Thambar
Some things refuse to be seen clearly. They dance just beyond the grasp of focus, hovering in a soft glow, dissolving into perfect halos of light—luminous and untethered, floating between the real and the imagined. That’s where beauty lives. Not in the obvious, the sharp, the neatly defined—but in the haze, in the moment between perception and understanding.
Thambos means to be blinded by beauty, to be struck by awe so completely that it disorients you. I wonder if the Greeks knew how that feels through glass—the way light bends, the way shadows blur, the way a face dissolves into something more than a face. It’s not about losing sight. It’s about seeing differently.
The Thambar lens, which I affectionately refer to as "the other woman," and she was born in 1935—far beyond the digital anemia of today's megapixel world.
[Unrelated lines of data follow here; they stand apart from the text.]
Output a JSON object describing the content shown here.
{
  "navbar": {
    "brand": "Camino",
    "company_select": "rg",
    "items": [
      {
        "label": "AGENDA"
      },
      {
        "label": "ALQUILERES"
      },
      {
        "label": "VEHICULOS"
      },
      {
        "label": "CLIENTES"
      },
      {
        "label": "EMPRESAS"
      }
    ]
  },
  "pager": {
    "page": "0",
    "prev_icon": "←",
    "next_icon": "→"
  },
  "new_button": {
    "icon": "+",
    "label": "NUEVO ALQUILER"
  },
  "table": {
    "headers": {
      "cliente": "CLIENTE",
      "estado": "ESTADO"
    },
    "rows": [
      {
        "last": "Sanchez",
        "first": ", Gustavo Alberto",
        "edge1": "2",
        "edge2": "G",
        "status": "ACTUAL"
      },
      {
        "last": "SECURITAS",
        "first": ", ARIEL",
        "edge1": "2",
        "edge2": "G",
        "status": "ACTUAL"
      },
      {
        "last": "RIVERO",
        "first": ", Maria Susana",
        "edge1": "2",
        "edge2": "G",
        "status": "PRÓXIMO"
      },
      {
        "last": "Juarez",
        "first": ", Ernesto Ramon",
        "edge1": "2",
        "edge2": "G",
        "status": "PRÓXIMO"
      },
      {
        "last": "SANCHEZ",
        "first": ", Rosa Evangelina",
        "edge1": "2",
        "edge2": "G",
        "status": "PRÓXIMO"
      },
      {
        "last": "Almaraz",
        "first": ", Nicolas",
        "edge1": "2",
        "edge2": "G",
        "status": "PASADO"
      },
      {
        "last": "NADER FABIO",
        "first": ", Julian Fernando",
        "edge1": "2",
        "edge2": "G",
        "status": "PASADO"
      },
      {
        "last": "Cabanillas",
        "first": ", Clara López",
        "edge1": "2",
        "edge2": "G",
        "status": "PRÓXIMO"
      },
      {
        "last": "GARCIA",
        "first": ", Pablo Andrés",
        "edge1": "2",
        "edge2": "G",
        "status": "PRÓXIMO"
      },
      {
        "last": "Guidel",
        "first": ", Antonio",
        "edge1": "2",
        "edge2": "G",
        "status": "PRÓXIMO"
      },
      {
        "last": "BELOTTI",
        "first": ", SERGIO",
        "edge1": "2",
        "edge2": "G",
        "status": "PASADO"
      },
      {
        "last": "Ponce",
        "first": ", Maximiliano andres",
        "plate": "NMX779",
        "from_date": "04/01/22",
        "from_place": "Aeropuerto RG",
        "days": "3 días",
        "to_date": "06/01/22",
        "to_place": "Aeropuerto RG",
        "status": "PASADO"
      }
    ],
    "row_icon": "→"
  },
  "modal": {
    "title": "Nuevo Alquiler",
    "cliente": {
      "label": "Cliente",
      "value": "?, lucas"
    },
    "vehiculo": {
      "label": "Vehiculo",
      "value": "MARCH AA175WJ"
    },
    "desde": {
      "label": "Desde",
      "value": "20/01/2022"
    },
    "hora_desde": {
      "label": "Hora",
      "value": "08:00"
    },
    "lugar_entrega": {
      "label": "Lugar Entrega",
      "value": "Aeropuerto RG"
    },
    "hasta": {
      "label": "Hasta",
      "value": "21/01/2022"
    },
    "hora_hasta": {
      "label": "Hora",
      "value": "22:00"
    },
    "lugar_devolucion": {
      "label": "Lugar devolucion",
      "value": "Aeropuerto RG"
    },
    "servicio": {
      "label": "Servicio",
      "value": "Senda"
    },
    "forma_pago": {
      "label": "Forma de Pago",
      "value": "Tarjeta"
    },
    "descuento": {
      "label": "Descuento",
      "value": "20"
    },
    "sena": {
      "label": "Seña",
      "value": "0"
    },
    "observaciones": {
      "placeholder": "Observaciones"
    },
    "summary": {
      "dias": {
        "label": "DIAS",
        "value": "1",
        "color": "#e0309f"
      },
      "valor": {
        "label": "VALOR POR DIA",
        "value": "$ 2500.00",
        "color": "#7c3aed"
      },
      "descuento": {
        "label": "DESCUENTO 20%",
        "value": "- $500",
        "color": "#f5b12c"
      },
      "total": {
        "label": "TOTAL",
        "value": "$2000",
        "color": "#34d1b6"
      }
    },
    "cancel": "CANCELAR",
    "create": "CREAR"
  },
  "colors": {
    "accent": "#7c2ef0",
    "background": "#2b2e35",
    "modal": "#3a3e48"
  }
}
And yet, she handily competes for attention with all the other lenses in my kit. Mesmerizing me with her rendering of highlights and her ethereal glow, she turns the world into an echo of itself, leaving the others in my bag feeling almost too sharp, too clear, too predictable.
I let her have it. I let the light bleed, the edges fade. I let wonder lead, and I followed—not to find answers, but to unravel the definable, to dissolve certainty, to create something that lingers—not a “photograph” in the conventional sense, but an impression, more like a 19th century oil painting on canvas, where light and shadow merge into feeling rather than fact.